- The gradual reopening at the lake will begin on Tuesday, May 18, 2021
- The Lakeside exhibits and museum will reopen first.
- Indoor and outdoor performances will resume in June.
Lakeside Arts at the University of Nottingham will be open to the public starting Tuesday May 18, after being closed for over a year.
The gradual return begins with the reopening of the Djanogly Gallery, where visitors can see the much-anticipated exhibition of works by Nottingham-born artist Mat Collishaw. This is Collishaw’s first major solo show in the city of his birth, which has built an international reputation since graduating from Goldsmith’s College in the late 1980s.
Mat Collishaw became one of the most important generations of young British artists in the 1990s, alongside his contemporaries Damien Hirst and Sarah Lucas. His works often draw on topics from art and photo history and play with opposites. They show the compelling power of images to attract, repel and deceive us. Early forms of photography are combined with newer technologies such as animatronics to create works that address the moral dilemmas of the present.
With his installation Albion from 2016 – a ghostly appearance of the Major Oak – alongside other works of art such as The Centrifugal Soul, a modern version of a Victorian zoetrope, which points to our preoccupation with the self-image today; This exhibition offers an inspiring contemporary art experience for anyone looking for a much-needed cultural break.
Albion by Mat Collishaw 2017
The Weston Gallery in Lakeside and the University of Nottingham Museum will also reopen next week on Thursday May 20th. Weston Gallery reopens with an exhibition celebrating Florence Nightingale’s 200th birthday, celebrating the founder of modern nursing. This exhibition sheds new light on the Lady with the Lamp, which examines her family roots in Derbyshire and her post-Crimean work to improve sanitation in homes. The museum, two-time Nottinghamshire Museum of the Year winner, displays archaeological artifacts from Nottinghamshire and the wider East Midlands and is reopening with a smaller exhibit showing how the museum’s collections are cared for and how they are used in a variety of ways.
To ensure a comfortable and safe experience for everyone, Lakeside limits visits to its galleries and museums to just six visitors per 30- or 40-minute time slot. This means that audiences can pre-book online, knowing that they can enjoy a near-private tour of these fantastic exhibitions and spaces.
After reopening for the next week, Lakeside’s reopening program will get stronger and stronger.
Spring into summer
Halfway through May, the Nottingham-based Makers of Imaginary Worlds present Thingamabobas at the Djanogly Theater on the lake, outdoor workshops for the whole family at Highfields Park and the spectacular online superhero Aidy the Awesome with breathtaking aerial tricks for families with Children. Thingamabobas promises to be something special. This playful, sensory experience for the whole family (ages 4+) enables young viewers to meet and interact with an animatronic and robot-controlled circus troupe of bizarrely wonderful machines that will excite, excite and fascinate you.
In June and July, Lakeside moves out of its buildings to host theater and dance performances in its beautiful parkland and to give two concerts at the Royal Concert Hall in Nottingham.

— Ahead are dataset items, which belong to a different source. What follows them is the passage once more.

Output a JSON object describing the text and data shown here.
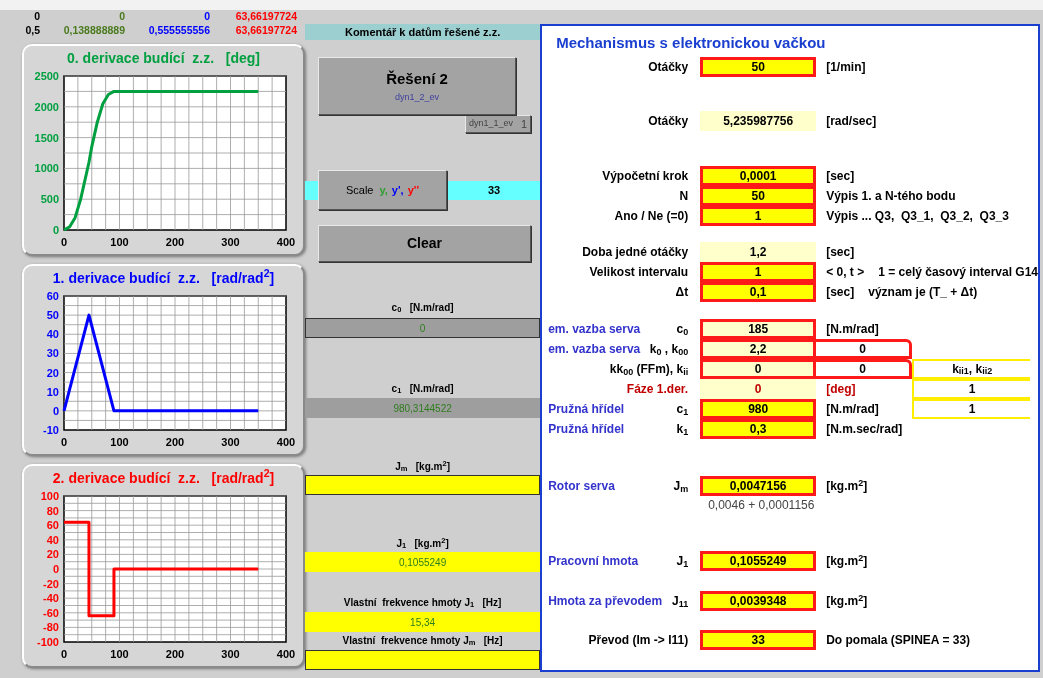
{
  "data_rows": [
    [
      "0",
      "0",
      "0",
      "63,66197724"
    ],
    [
      "0,5",
      "0,138888889",
      "0,555555556",
      "63,66197724"
    ]
  ],
  "charts": [
    {
      "chart_data": {
        "type": "line",
        "title": "0. derivace budící  z.z.   [deg]",
        "x": [
          0,
          10,
          20,
          30,
          40,
          45,
          50,
          60,
          70,
          80,
          90,
          150,
          200,
          250,
          300,
          350
        ],
        "series": [
          {
            "color": "#00a040",
            "values": [
              0,
              50,
              200,
              500,
              900,
              1100,
              1350,
              1750,
              2050,
              2200,
              2250,
              2250,
              2250,
              2250,
              2250,
              2250
            ]
          }
        ],
        "grid": true,
        "xlim": [
          0,
          400
        ],
        "ylim": [
          0,
          2500
        ],
        "xticks": [
          0,
          100,
          200,
          300,
          400
        ],
        "yticks": [
          0,
          500,
          1000,
          1500,
          2000,
          2500
        ]
      }
    },
    {
      "chart_data": {
        "type": "line",
        "title": "1. derivace budící  z.z.   [rad/rad$^{2}$]",
        "x": [
          0,
          45,
          90,
          200,
          350
        ],
        "series": [
          {
            "color": "#0000ff",
            "values": [
              0,
              50,
              0,
              0,
              0
            ]
          }
        ],
        "grid": true,
        "xlim": [
          0,
          400
        ],
        "ylim": [
          -10,
          60
        ],
        "xticks": [
          0,
          100,
          200,
          300,
          400
        ],
        "yticks": [
          -10,
          0,
          10,
          20,
          30,
          40,
          50,
          60
        ]
      }
    },
    {
      "chart_data": {
        "type": "line",
        "title": "2. derivace budící  z.z.   [rad/rad$^{2}$]",
        "x": [
          0,
          45,
          45,
          90,
          90,
          350
        ],
        "series": [
          {
            "color": "#ff0000",
            "values": [
              64,
              64,
              -64,
              -64,
              0,
              0
            ]
          }
        ],
        "grid": true,
        "xlim": [
          0,
          400
        ],
        "ylim": [
          -100,
          100
        ],
        "xticks": [
          0,
          100,
          200,
          300,
          400
        ],
        "yticks": [
          -100,
          -80,
          -60,
          -40,
          -20,
          0,
          20,
          40,
          60,
          80,
          100
        ]
      }
    }
  ],
  "comment_bar": {
    "label": "Komentář k datům řešené z.z."
  },
  "solve_button": {
    "label": "Řešení 2",
    "macro": "dyn1_2_ev"
  },
  "hidden_button": {
    "label": "1",
    "macro": "dyn1_1_ev"
  },
  "scale": {
    "label": "Scale",
    "symbols": [
      {
        "text": "y,",
        "color": "#2e9e2e"
      },
      {
        "text": "y',",
        "color": "#0000ff"
      },
      {
        "text": "y''",
        "color": "#ff0000"
      }
    ],
    "value": "33"
  },
  "clear_button": {
    "label": "Clear"
  },
  "fields": [
    {
      "label": "c$_{0}$   [N.m/rad]",
      "value": "0",
      "kind": "result",
      "outlined": true
    },
    {
      "label": "c$_{1}$   [N.m/rad]",
      "value": "980,3144522",
      "kind": "result",
      "outlined": false
    },
    {
      "label": "J$_{m}$   [kg.m$^{2}$]",
      "kind": "input",
      "outlined": true
    },
    {
      "label": "J$_{1}$   [kg.m$^{2}$]",
      "value": "0,1055249",
      "kind": "input",
      "outlined": false
    },
    {
      "label": "Vlastní  frekvence hmoty J$_{1}$   [Hz]",
      "value": "15,34",
      "kind": "input",
      "outlined": false
    },
    {
      "label": "Vlastní  frekvence hmoty J$_{m}$   [Hz]",
      "kind": "input",
      "outlined": true
    }
  ],
  "panel": {
    "title": "Mechanismus s elektronickou vačkou",
    "groups": [
      [
        {
          "kind": "plain",
          "label": "Otáčky",
          "value": "50",
          "editable": true,
          "framed": true,
          "unit": "[1/min]"
        }
      ],
      [
        {
          "kind": "plain",
          "label": "Otáčky",
          "value": "5,235987756",
          "editable": false,
          "framed": false,
          "unit": "[rad/sec]"
        }
      ],
      [
        {
          "kind": "plain",
          "label": "Výpočetní krok",
          "value": "0,0001",
          "editable": true,
          "framed": true,
          "unit": "[sec]"
        },
        {
          "kind": "plain",
          "label": "N",
          "value": "50",
          "editable": true,
          "framed": true,
          "unit": "Výpis 1. a N-tého bodu"
        },
        {
          "kind": "plain",
          "label": "Ano / Ne (=0)",
          "value": "1",
          "editable": true,
          "framed": true,
          "unit": "Výpis ... Q3,  Q3_1,  Q3_2,  Q3_3"
        }
      ],
      [
        {
          "kind": "plain",
          "label": "Doba jedné otáčky",
          "value": "1,2",
          "editable": false,
          "framed": false,
          "unit": "[sec]"
        },
        {
          "kind": "plain",
          "label": "Velikost intervalu",
          "value": "1",
          "editable": true,
          "framed": true,
          "unit": "< 0, t >",
          "note": "1 = celý časový interval G14"
        },
        {
          "kind": "plain",
          "label": "Δt",
          "value": "0,1",
          "editable": true,
          "framed": true,
          "unit": "[sec]",
          "note": "význam je (T_ + Δt)"
        }
      ],
      [
        {
          "kind": "named",
          "name": "em. vazba serva",
          "label": "c$_{0}$",
          "value": "185",
          "editable": false,
          "framed": true,
          "unit": "[N.m/rad]"
        },
        {
          "kind": "named",
          "name": "em. vazba serva",
          "label": "k$_{0}$ , k$_{00}$",
          "value": "2,2",
          "editable": false,
          "framed": true,
          "extras": [
            {
              "kind": "coupled",
              "value": "0"
            }
          ]
        },
        {
          "kind": "plain",
          "label": "kk$_{00}$ (FFm), k$_{ii}$",
          "value": "0",
          "editable": false,
          "framed": true,
          "extras": [
            {
              "kind": "coupled",
              "value": "0"
            },
            {
              "kind": "gain",
              "value": "k$_{ii1}$, k$_{ii2}$"
            }
          ]
        },
        {
          "kind": "phase",
          "label": "Fáze 1.der.",
          "value": "0",
          "editable": false,
          "framed": false,
          "unit": "[deg]",
          "extras": [
            {
              "kind": "gain",
              "value": "1"
            }
          ]
        },
        {
          "kind": "named",
          "name": "Pružná hřídel",
          "label": "c$_{1}$",
          "value": "980",
          "editable": true,
          "framed": true,
          "unit": "[N.m/rad]",
          "extras": [
            {
              "kind": "gain",
              "value": "1"
            }
          ]
        },
        {
          "kind": "named",
          "name": "Pružná hřídel",
          "label": "k$_{1}$",
          "value": "0,3",
          "editable": true,
          "framed": true,
          "unit": "[N.m.sec/rad]"
        }
      ],
      [
        {
          "kind": "named",
          "name": "Rotor serva",
          "label": "J$_{m}$",
          "value": "0,0047156",
          "editable": true,
          "framed": true,
          "unit": "[kg.m$^{2}$]",
          "formula": "0,0046 + 0,0001156"
        }
      ],
      [
        {
          "kind": "named",
          "name": "Pracovní hmota",
          "label": "J$_{1}$",
          "value": "0,1055249",
          "editable": true,
          "framed": true,
          "unit": "[kg.m$^{2}$]"
        }
      ],
      [
        {
          "kind": "named",
          "name": "Hmota za převodem",
          "label": "J$_{11}$",
          "value": "0,0039348",
          "editable": true,
          "framed": true,
          "unit": "[kg.m$^{2}$]"
        }
      ],
      [
        {
          "kind": "plain",
          "label": "Převod  (Im -> I11)",
          "value": "33",
          "editable": true,
          "framed": true,
          "unit": "Do pomala (SPINEA = 33)"
        }
      ]
    ]
  }
}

The popular Pavilion Café am See and the public toilets accessible from the outside will remain open during this time. The café has a take-away service.
Many of these events were made possible by a grant from the Fund for Cultural Recreation of the Ministry of Digital, Culture, Media and Sport.
/ Public release. This material is from the original organization and may be of a temporal nature and may be edited for clarity, style and length. Full view here.